11- Ainda nos anos 30 do séc. XX um dos principais ideólogos do neoliberalismo, Hayek, afirma a necessidade de gerar “um novo tipo de intelectual” que divulgue a sua causa. Alguém que “não necessita de possuir um conhecimento especial acerca de nada em particular”, um “caixeiro viajante de ideias em segunda mão” com uma larga presença nos media. A corrente neoliberal é de facto a mãe dos intelectuais “tudólogos” que enxameiam os media. De certa forma, o “publicista” mencionado por Lénine, com um papel que é hoje central na luta das ideias. E que constitui, mais do que um grupo, uma casta entre os intelectuais.

12- Ao longo do séc. XX, as profissões intelectuais assumiram uma dimensão de massa. Na sua grande maioria, são hoje assalariados, o que gera alguns equívocos no que diz respeito à sua “proletarização”. Nos anos 30, quando existiu uma forte aproximação de parte da intelectualidade ao movimento antifascista, Benjamin afirmava que “a proletarização do intelectual quase nunca faz um proletário”, explicando que a adesão do intelectual apenas se faria pela abdicação do meio de produção que a burguesia lhe dera, “sob a forma de cultura”. O intelectual revolucionário “trai a sua classe”, diz Aragon.

13- Desde então, a questão tem de se colocar noutros termos. A evolução do capitalismo – com a inexorável mercantilização e instrumentalização de todas as esferas da actividade humana – gerou um profundo antagonismo entre a liberdade de criação e de investigação, entre as necessidades humanas de progresso e de desenvolvimento integral e as condições existentes.

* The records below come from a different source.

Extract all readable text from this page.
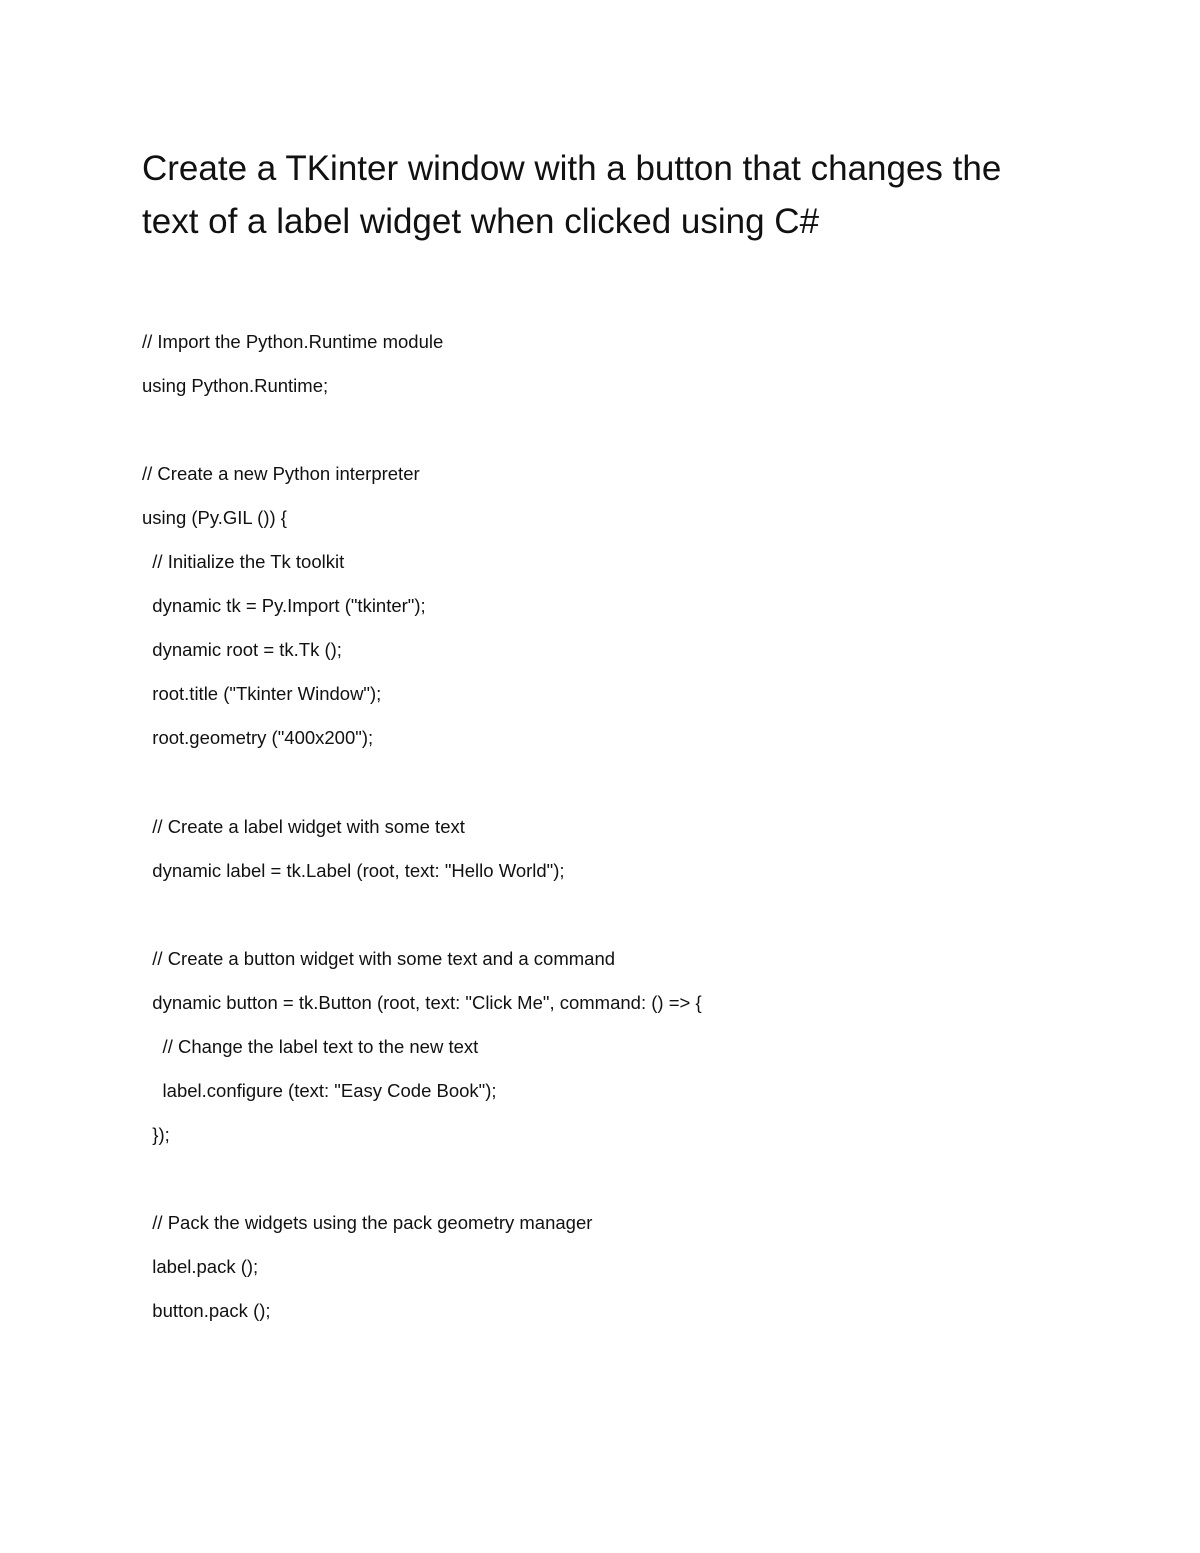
Create a TKinter window with a button that changes the text of a label widget when clicked using C#
// Import the Python.Runtime module
using Python.Runtime;
// Create a new Python interpreter
using (Py.GIL ()) {
// Initialize the Tk toolkit
dynamic tk = Py.Import ("tkinter");
dynamic root = tk.Tk ();
root.title ("Tkinter Window");
root.geometry ("400x200");
// Create a label widget with some text
dynamic label = tk.Label (root, text: "Hello World");
// Create a button widget with some text and a command
dynamic button = tk.Button (root, text: "Click Me", command: () => {
// Change the label text to the new text
label.configure (text: "Easy Code Book");
});
// Pack the widgets using the pack geometry manager
label.pack ();
button.pack ();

14- A causa da emancipação do trabalho humano estende-se hoje a toda a actividade intelectual. Todavia, tal como a “consciência política de classe do proletariado” lhe chegou vinda do exterior, também a necessária consciência política entre a intelectualidade (não “de classe”, porque se trata de uma camada social marcadamente heterogénea) terá de lhe chegar do exterior. Não será a sua “proletarização” que a produzirá.